There are techniques to work around around these numeric-constant penalties—it’s faster but slower to store the constants as strings and parse them at runtime, a handful of numeric constants are hardcoded into the BASIC bytecode, and as a last resort an often-reused constant may be cached in a variable with a short name—but this program doesn’t bother with any of them. Once your program doesn’t run in 2KB the next smallest RAM size is 16KB, which is roomy enough that this is really no longer an issue. This BASIC program was optimized for speed, not size.
That leaves the 768 bytes that we saved out of the program footer. This is another side effect of the 2KB vs 16KB configuration of the ZX81: as we noted back when we first looked at the ZX81’s file formats, the screen memory gets saved out with every program, and the screen size is variable:
The screen memory (or “display file”, as they call it) is actually a list of 24 lines, each of which is individually terminated with a newline. If you have 4KB or more of RAM installed in the system, each line will be the full 32 characters long, which, with terminators (and an additional newline at the start that signals the beginning of the screen), takes up 793 bytes (33 per line, 25 per line, one initial newline). Under more constrained conditions, an empty screen is just 26 newlines.
My reimplementation is written for a 2KB machine, so it gets the fully compressed empty screen in its memory dump and thus the file ends up 768 bytes smaller. The total file size doesn’t shrink quite that much because I’ve got an extra 19 bytes to represent a tiny BASIC program that exists only to transfer control to the machine code.
Of course, the screen won’t stay 26 bytes. That leads us to the final question…
How Much Memory Does This Thing Actually Use?
I don’t bother with any memory allocation routines in this program, and because of the way the system expands and contracts its memory usage on its own, I also wasn’t comfortable with using any memory that existed past the edge of the screen memory. That meant that all my data exists, pre-initialized, within the file’s memory map itself. That’s handy because it means that our memory footprint can be measured directly from the file size. It’s not complete, but the only additional sources of are the expandable screen memory and the processor stack. So the question is thus: how much screen memory is actually used?

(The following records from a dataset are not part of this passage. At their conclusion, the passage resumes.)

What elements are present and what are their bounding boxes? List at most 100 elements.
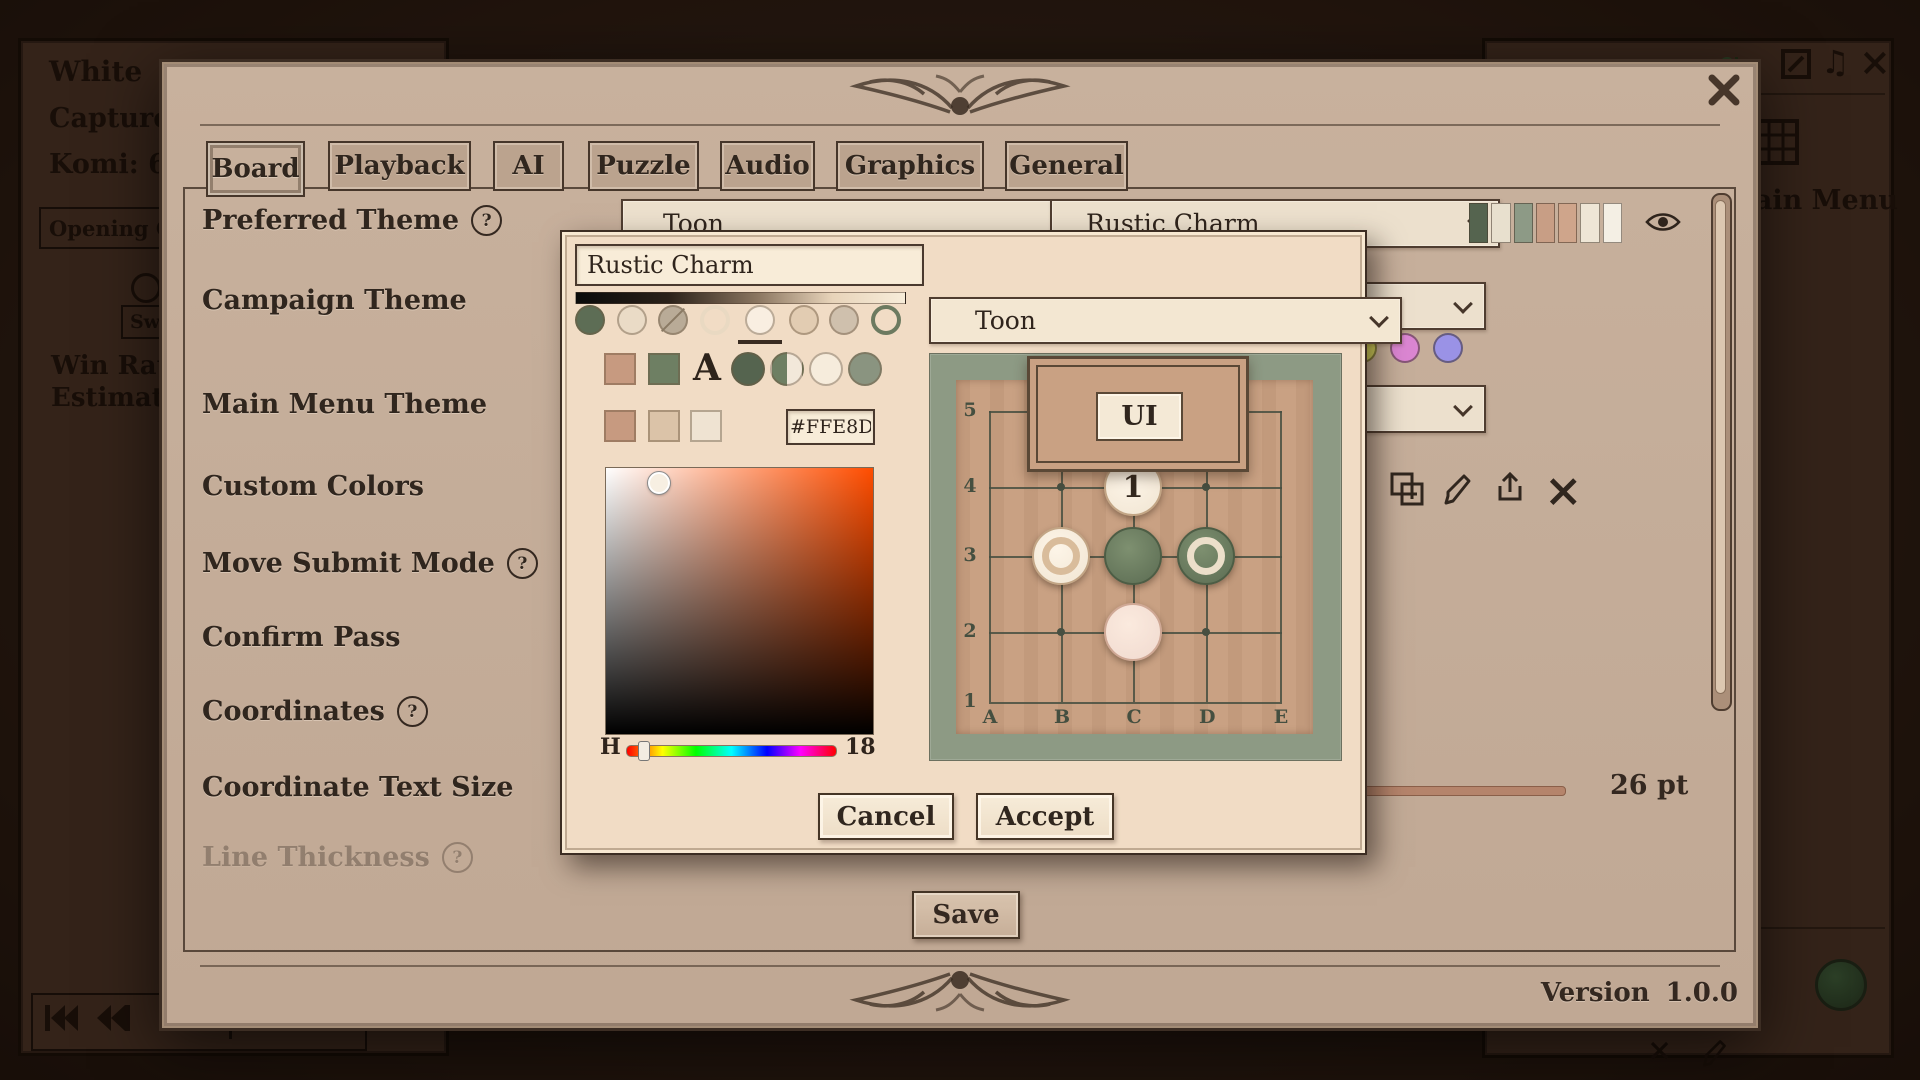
stone-ring: [1042, 537, 1080, 575]
shade-swatch[interactable]: [690, 410, 722, 442]
star-point: [1057, 483, 1065, 491]
eye-icon[interactable]: [1644, 208, 1682, 236]
export-icon[interactable]: [1493, 471, 1527, 505]
delete-icon[interactable]: ×: [1544, 463, 1583, 517]
hue-slider-thumb[interactable]: [638, 741, 650, 761]
help-icon: ?: [442, 842, 473, 873]
setting-line-thickness: Line Thickness ?: [202, 842, 473, 873]
theme-swatch[interactable]: [617, 305, 647, 335]
star-point: [1202, 628, 1210, 636]
theme-swatch-selected[interactable]: [745, 305, 775, 335]
close-button[interactable]: [1704, 70, 1744, 114]
element-swatch-stone-gray[interactable]: [848, 352, 882, 386]
tab-playback[interactable]: Playback: [328, 141, 471, 191]
stone-white-ringed: [1032, 527, 1090, 585]
settings-scrollbar-thumb[interactable]: [1715, 200, 1726, 694]
theme-palette-preview: [1469, 203, 1622, 243]
row-coordinate: 3: [962, 544, 978, 566]
duplicate-icon[interactable]: [1389, 471, 1425, 507]
setting-label: Line Thickness: [202, 842, 430, 873]
palette-chip: [1469, 203, 1488, 243]
ornament-top: [800, 68, 1120, 124]
ui-preview-label: UI: [1096, 392, 1183, 441]
tab-puzzle[interactable]: Puzzle: [588, 141, 699, 191]
setting-preferred-theme: Preferred Theme ?: [202, 205, 502, 236]
sv-picker-cursor[interactable]: [648, 472, 670, 494]
tab-audio[interactable]: Audio: [720, 141, 815, 191]
element-swatch-board[interactable]: [604, 353, 636, 385]
hex-color-input[interactable]: [786, 409, 875, 445]
setting-main-menu-theme: Main Menu Theme: [202, 389, 487, 420]
row-coordinate: 1: [962, 690, 978, 712]
element-swatch-stone-light[interactable]: [809, 352, 843, 386]
theme-swatch[interactable]: [700, 305, 730, 335]
setting-coordinate-text-size: Coordinate Text Size: [202, 772, 513, 803]
setting-label: Move Submit Mode: [202, 548, 495, 579]
settings-scrollbar[interactable]: [1711, 193, 1732, 711]
setting-campaign-theme: Campaign Theme: [202, 285, 467, 316]
theme-swatch[interactable]: [575, 305, 605, 335]
style-dropdown[interactable]: Toon: [929, 297, 1402, 344]
version-text: Version 1.0.0: [1541, 978, 1738, 1008]
edit-pencil-icon[interactable]: [1440, 471, 1474, 505]
help-icon[interactable]: ?: [471, 205, 502, 236]
row-coordinate: 5: [962, 399, 978, 421]
stone-pink: [1104, 603, 1162, 661]
chevron-down-icon: [1453, 294, 1473, 314]
shade-swatch[interactable]: [648, 410, 680, 442]
palette-chip: [1536, 203, 1555, 243]
setting-label: Custom Colors: [202, 471, 424, 502]
shade-swatch[interactable]: [604, 410, 636, 442]
chevron-down-icon: [1369, 308, 1389, 328]
col-coordinate: B: [1054, 706, 1070, 728]
help-icon[interactable]: ?: [397, 696, 428, 727]
setting-move-submit-mode: Move Submit Mode ?: [202, 548, 538, 579]
board-grid-line: [989, 702, 1282, 704]
setting-label: Confirm Pass: [202, 622, 400, 653]
setting-label: Main Menu Theme: [202, 389, 487, 420]
board-preview: 5 4 3 2 1 A B C D E 1 UI: [929, 353, 1342, 761]
color-dot[interactable]: [1433, 333, 1463, 363]
setting-label: Preferred Theme: [202, 205, 459, 236]
element-swatch-frame[interactable]: [648, 353, 680, 385]
help-icon[interactable]: ?: [507, 548, 538, 579]
element-swatch-stone-split[interactable]: [770, 352, 804, 386]
palette-chip: [1603, 203, 1622, 243]
row-coordinate: 2: [962, 620, 978, 642]
tab-playback-label: Playback: [334, 151, 464, 181]
tab-general[interactable]: General: [1005, 141, 1128, 191]
element-swatch-stone-dark[interactable]: [731, 352, 765, 386]
ui-theme-preview: UI: [1027, 356, 1249, 472]
setting-confirm-pass: Confirm Pass: [202, 622, 400, 653]
palette-chip: [1558, 203, 1577, 243]
theme-swatch[interactable]: [789, 305, 819, 335]
theme-swatch[interactable]: [871, 305, 901, 335]
swatch-selection-underline: [738, 340, 782, 344]
theme-swatch[interactable]: [829, 305, 859, 335]
star-point: [1057, 628, 1065, 636]
save-button[interactable]: Save: [912, 891, 1020, 939]
tab-board[interactable]: Board: [206, 141, 305, 197]
tab-graphics[interactable]: Graphics: [836, 141, 984, 191]
screen: White Captures: Komi: 6 Opening G Sw Win…: [0, 0, 1920, 1080]
style-dropdown-value: Toon: [975, 306, 1036, 335]
theme-swatch[interactable]: [658, 305, 688, 335]
tab-ai[interactable]: AI: [493, 141, 564, 191]
cancel-button[interactable]: Cancel: [818, 793, 954, 840]
chevron-down-icon: [1453, 397, 1473, 417]
tab-audio-label: Audio: [725, 151, 809, 181]
hue-slider[interactable]: [626, 745, 837, 757]
tab-ai-label: AI: [512, 151, 544, 181]
palette-chip: [1514, 203, 1533, 243]
accept-button[interactable]: Accept: [976, 793, 1114, 840]
element-swatch-text[interactable]: A: [692, 347, 722, 389]
palette-chip: [1580, 203, 1599, 243]
star-point: [1202, 483, 1210, 491]
setting-label: Campaign Theme: [202, 285, 467, 316]
saturation-value-picker[interactable]: [605, 467, 874, 735]
palette-chip: [1491, 203, 1510, 243]
save-button-label: Save: [932, 900, 999, 930]
top-rule: [200, 124, 1720, 126]
theme-name-input[interactable]: [575, 244, 924, 286]
version-label: Version: [1541, 978, 1650, 1008]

I looked into the system memory as the program was running to determine how much screen memory is used. In 16KB mode this stays solid at 794 bytes across the board; in 2KB mode, though, the last 12 bytes or so of each line are blank and thus cut out of the list, which drops the screen memory size by nearly 40%, to 487 bytes. This leaves 556 bytes spare for use by the processor stack in our own computing as well as in the calls the BIOS itself might make. With a fully-utilized screen, that headroom would drop to 199 bytes. That’s a point where I’d start getting nervous about the processor stack possibly trashing my system state.
But that’s also the point where I’m finished with this project. Time to move on to something new.